The Human Terrain System is intended to give US commanders a better understanding of the complex cultural landscapes around them so they can avoid blunders that can spark violence and hamper counterinsurgency campaigns.

But the 75-page report by the American Anthropological Association says the program is beset with “potentially irreconcilable goals’’ and is too closely aligned with military intelligence gathering.

Chief among the group’s concerns is that the research gathered by the so-called human terrain teams might be used to kill or capture Afghans or Iraqis. The report, however, cites no evidence this is happening.

“We are not confident that all [human terrain] research teams can insure ‘no harm’ to those with whom they work, particularly since [the teams] are not able to maintain reliable control over data once collected,’’ says the group’s study, which was released yesterday.

There are risks to team members as well, the study group says: In the past two years, three have been killed, “a stark reminder that battle zones are first and foremost battle zones and not research spaces,’’ the study group says.

The unanswered questions about the program’s aims should come as warnings to social science organizations and federal agencies that expect their members and employees to follow ethical standards for the treatment of human subjects, the report says.

Greg Mueller, a spokesman for the Human Terrain System office at Fort Monroe, Va., had no comment. But information provided by the office in April to the report’s authors is included as an appendix. The response says no human terrain personnel “have or are currently engaged in identification of specific individuals for lethal targeting.’’

The response adds that the identities of Afghans and Iraqis who provide information to the teams are carefully protected so insurgent groups don’t retaliate against them.

The program complies with ethical guidelines used by professional organizations, including the American Anthropological Association, according to the office.

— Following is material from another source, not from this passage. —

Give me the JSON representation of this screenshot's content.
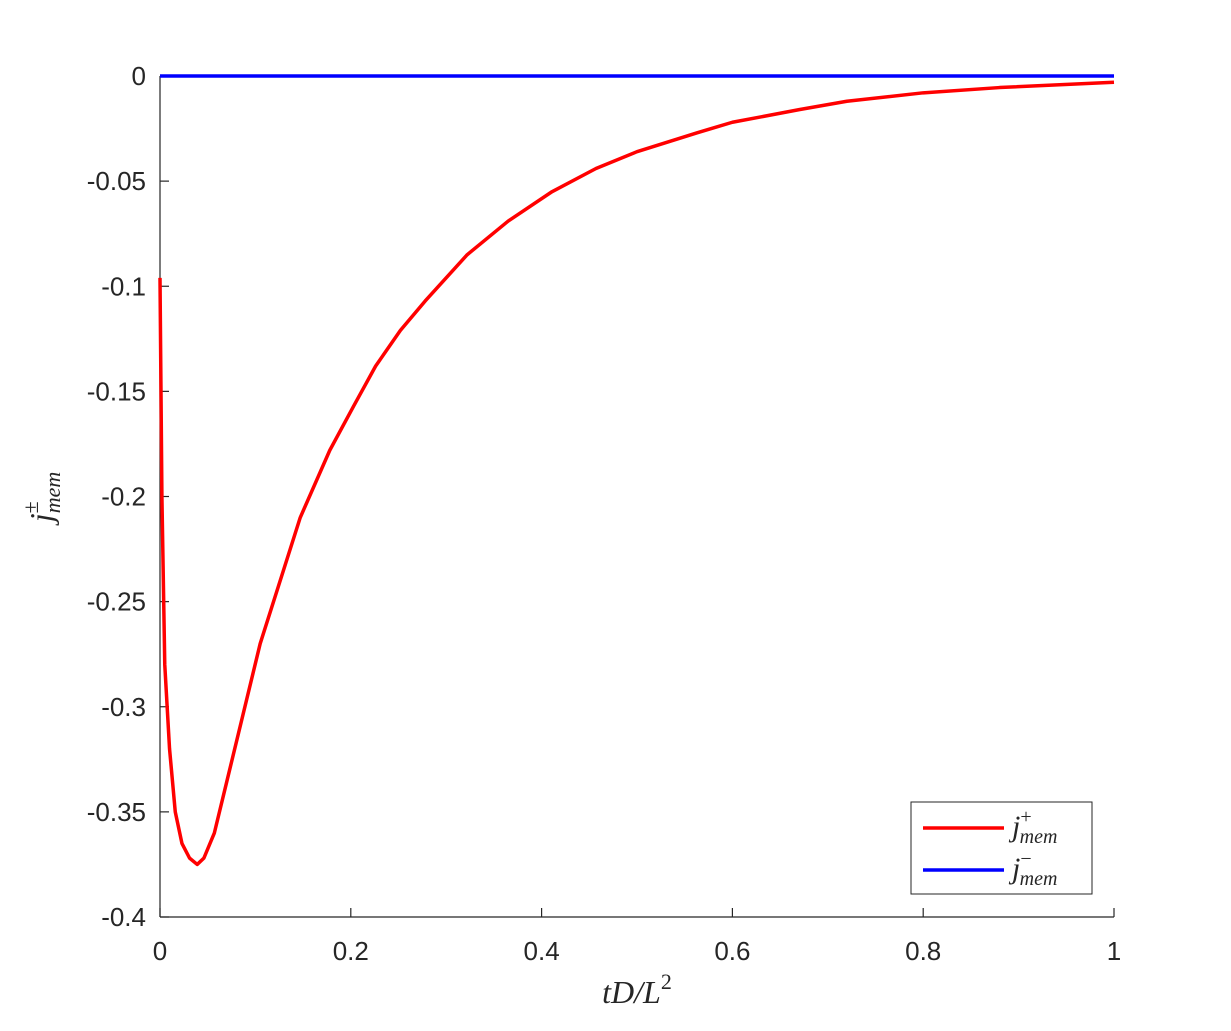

But Robert Albro, one of the study’s authors and an assistant professor of international communication at American University, said it is not clear when those standards will be complete or what they will be.

“There’s a significant lack of public transparency about that process,’’ Albro said. “And there’s no reason not to be transparent about that.’’

There are 27 human terrain teams; 21 are in Iraq and six are in Afghanistan, according to the April comments from the Human Terrain System office.

The association’s report says managers of the project have been adamant that it is not an intelligence-gathering program. And the report acknowledges there is no known system for feeding data from the terrain teams to intelligence agencies.

But confusion over the program’s structure and uncertainty over where the information goes means there is a significant likelihood that human terrain data will be used as part of military intelligence, the report says.

There are plenty of ways social scientists can work with the military, the study says, and the authors worry that the human terrain effort will sidetrack those opportunities.

“This program is not a good face for what the relationship should be,’’ Albro said.